Table 10.3 Maximum NEP (half-hourly or hourly) at midday of midsummer, annual precipitation, and stand characteristics of boreal forests

Lower cumulative value of CO2 uptake could be associated not only with low LAI, but also with other environmental factors, such as short growing periods, typically beginning in late May or early June and ending in early September (i.e., only three months or less). Moreover, low soil temperature and shallow depth of soil active layer may make productivity of the larch forest lower. In fact, the maximum depth of soil active layer is shallower (ca. 0.7 m) in the present study site (Kajimoto et al. 2007) than in the larch forest near Yakutsk (1.2 m) (Dolman et al. 2004). In winter, NEE may be slightly positive due to gradual release of CO2 from accumulated snow or frozen soils to the atmosphere as suggested in many forest ecosystems. Sum of such CO2 release in winter is probably negligibly small in the stand of the present study (T. Morishita et al. personal communication). For further discussion of seasonal and annual NEE of typical old larch forests in the region, multi-year measurements are needed to ascertain how representative is the seasonal NEE during a single growing season. For evaluation of annual NEE, it is also necessary to estimate CO2 exchange during winter by applying technically more difficult chamber measurements and continuous meteorological observations.

Additionally, water balance in the region of continuous permafrost is also globally an important theme (see Chap. 13, this Vol.). According to preliminary analysis, cumulative precipitation and evapotranspiration (probably without interception evaporation) were mostly comparable at the present study site during the measurement period. Daily evapotranspiration averaged 1.3 mm d−1 and reached the maximum of 2.4 mm d−1 (Y. Nakai, unpubl. data). Further analysis of water vapor fluxes, especially gap-filling, would still be needed for discussion of long-term evapotranspiration.

5 Conclusions

NEE of CO2 in permafrost Larix gmelinii forests in Central Siberia can be summarized as follows.

  • Information on carbon budget of larch forests is still limited compared to boreal forests in other regions. However, stable operation of tower flux measurements at remote sites is possible during growing seasons using the eddy covariance technique and solar power.

  • Typical rates of CO2 uptake and release by this 105-year-old are as follows: Maximum of half-hourly net CO2 uptake rates during midsummer ranged from 3 to 5 µmol m−2 s−1; Maximum of daily net uptake of CO2 during the growing season was about 2 gC m−2 d−1, occurring between late June and mid-July.

  • In comparison to other boreal forests, magnitude of net CO2 uptake and cumulative net CO2 uptake were low. Lower net CO2 uptake of this permafrost larch forest may be primarily associated with its small leaf area index, and is further influenced by the environmental factors characteristics to the permafrost region (e.g., low soil temperature, short growing season). Initiation and following increase in CO2 uptake were closely related to phenological development of larch needles.

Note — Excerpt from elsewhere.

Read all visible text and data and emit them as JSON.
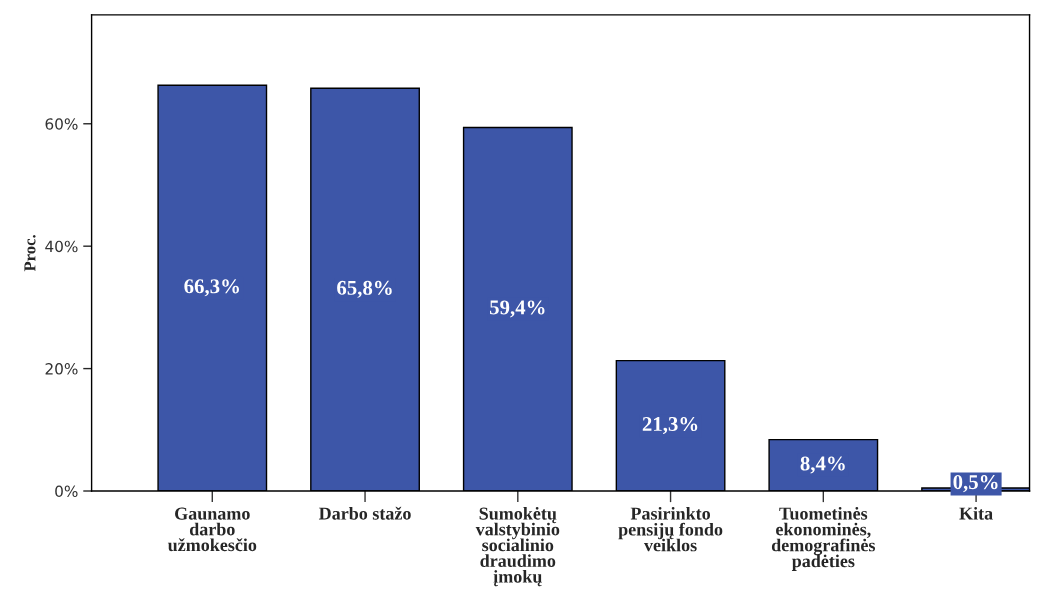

Directions that should be needed for further understanding of NEE of CO2 in typical open-canopy old larch forests in the permafrost region of Siberia would be:

  • To continue longer-term and multiyear measurements. This could clarify functions of permafrost larch forests.

  • To partition entire ecosystem exchange into contributions of ground vegetation and of larch trees.

  • To clarify and model phenology of larch trees in the permafrost Siberia.